I've never been aware that Italians can understand Portuguese very easily...
Anyway, that's called asymmetrical intelligibility. Basically, a French or Romanian speaker would have a much easier time understanding another Romance language than a person speaking a different Romance language would have trying to understand any of those two. It's because of "closed" vowels and different article grammar in the case of Romanian and because of too many transformations and "swallowed" endings in the case of French.
Had the Dalmatian language not died, Romance languages in Europe would still be a dialect continuum. As in, from one end to another, each language would be understandable to its neighbors but less and less understandable as you go further away. As Dalmatian died early on, complete connection was broken, and only Portuguese -> Spanish -> Catalan -> Italian are still a dialect continuum. It used to be Portuguese -> Spanish -> Catalan -> Italian -> Dalmatian -> (Aromanian*) -> Romanian.

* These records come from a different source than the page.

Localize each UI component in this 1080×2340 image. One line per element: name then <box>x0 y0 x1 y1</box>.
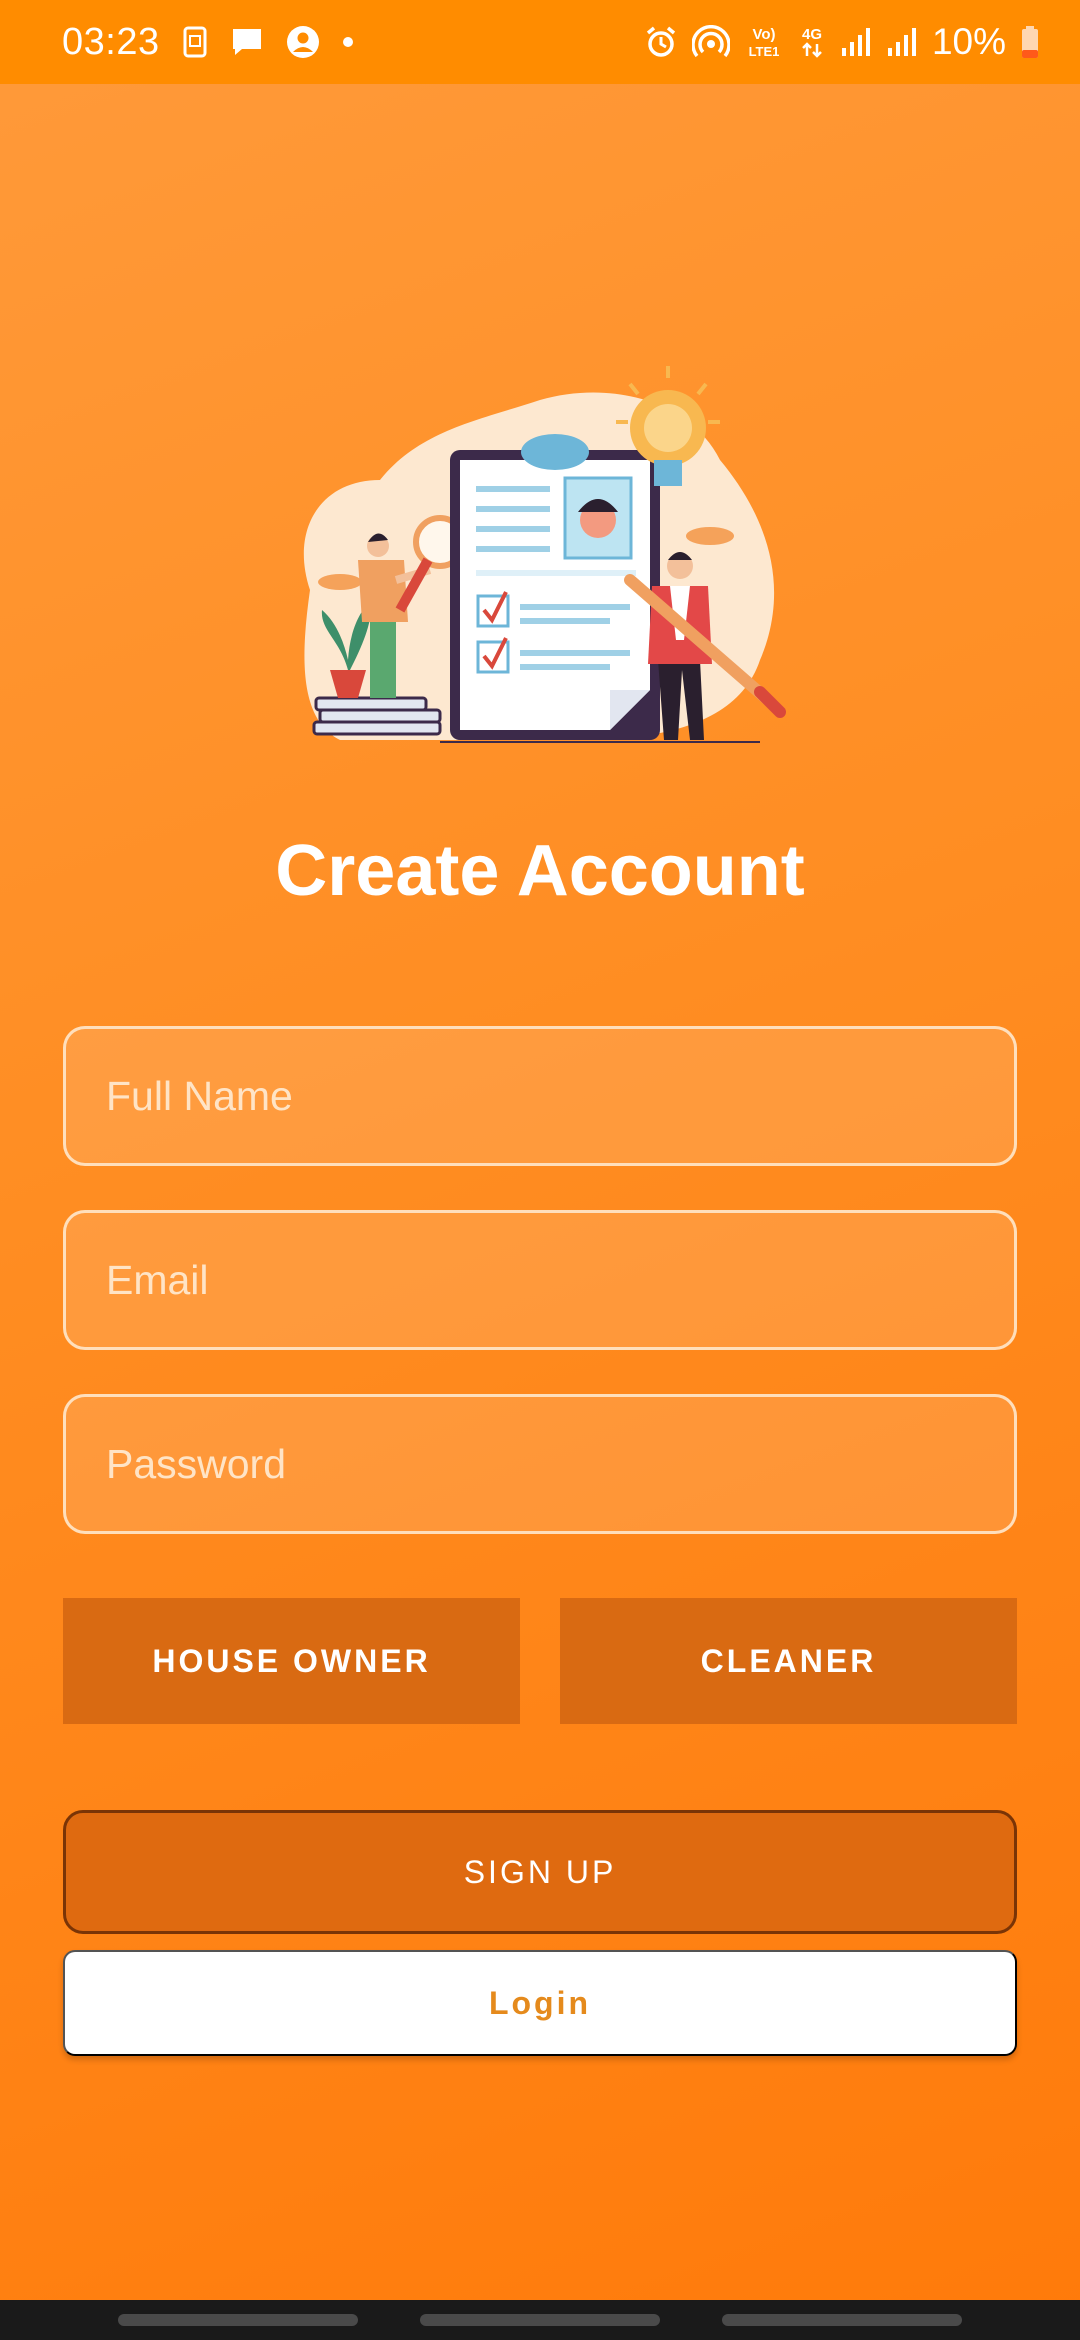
house-owner-button[interactable]: HOUSE OWNER <box>63 1598 520 1724</box>
full-name-field[interactable] <box>106 1029 1014 1163</box>
volte-icon: Vo) LTE1 <box>744 24 784 60</box>
nav-home-button[interactable] <box>420 2314 660 2326</box>
cleaner-button[interactable]: CLEANER <box>560 1598 1017 1724</box>
login-button[interactable]: Login <box>63 1950 1017 2056</box>
status-bar: 03:23 Vo) LTE1 4G 10% <box>0 0 1080 84</box>
status-time: 03:23 <box>62 20 160 63</box>
status-left-icons <box>182 25 354 59</box>
battery-icon <box>1020 25 1040 59</box>
password-field[interactable] <box>106 1397 1014 1531</box>
page-title: Create Account <box>275 831 805 911</box>
password-field-container <box>63 1394 1017 1534</box>
signup-button[interactable]: SIGN UP <box>63 1810 1017 1934</box>
email-field-container <box>63 1210 1017 1350</box>
svg-text:Vo): Vo) <box>752 26 775 43</box>
full-name-field-container <box>63 1026 1017 1166</box>
account-icon <box>286 25 320 59</box>
alarm-icon <box>644 25 678 59</box>
data-4g-icon: 4G <box>798 24 826 60</box>
message-icon <box>230 26 264 58</box>
nav-recents-button[interactable] <box>118 2314 358 2326</box>
hotspot-icon <box>691 25 730 59</box>
dot-icon <box>342 36 354 48</box>
status-right-icons: Vo) LTE1 4G 10% <box>644 21 1040 63</box>
resume-clipboard-illustration <box>280 360 800 760</box>
signal-icon <box>886 26 918 58</box>
svg-text:LTE1: LTE1 <box>749 44 780 59</box>
email-field[interactable] <box>106 1213 1014 1347</box>
svg-text:4G: 4G <box>802 26 822 43</box>
signal-icon <box>840 26 872 58</box>
battery-percent: 10% <box>931 21 1006 62</box>
navigation-bar <box>0 2300 1080 2340</box>
screenshot-icon <box>182 25 208 59</box>
nav-back-button[interactable] <box>722 2314 962 2326</box>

*= if you consider it a language and not a dialect
BTW, if we go by Wiki, Aromanian and Megleno-Romanian are languages and not dialects so we here understand 3 romance languages easily and one partially (Spanish).
Anyway, from my experience, in Romance languages, the more central you get, the easier it is to be understood by everyone and the harder it is to understand the others. Which is why Italian and Spanish are understood by almost all (can't comment on Catalan since unfortunately not enough people I know have too much of a contact with it), yet they have a harder time understanding peripheric Romance languages (like French, Romanian).
BTW, for me written Catalan is completely understandable (don't think I've heard it spoken too much though), but then again I learned to speak reasonable Italian (yes, without even trying, in two months of staying there

) so I'm probably more experienced in this than your average Romance-speaker.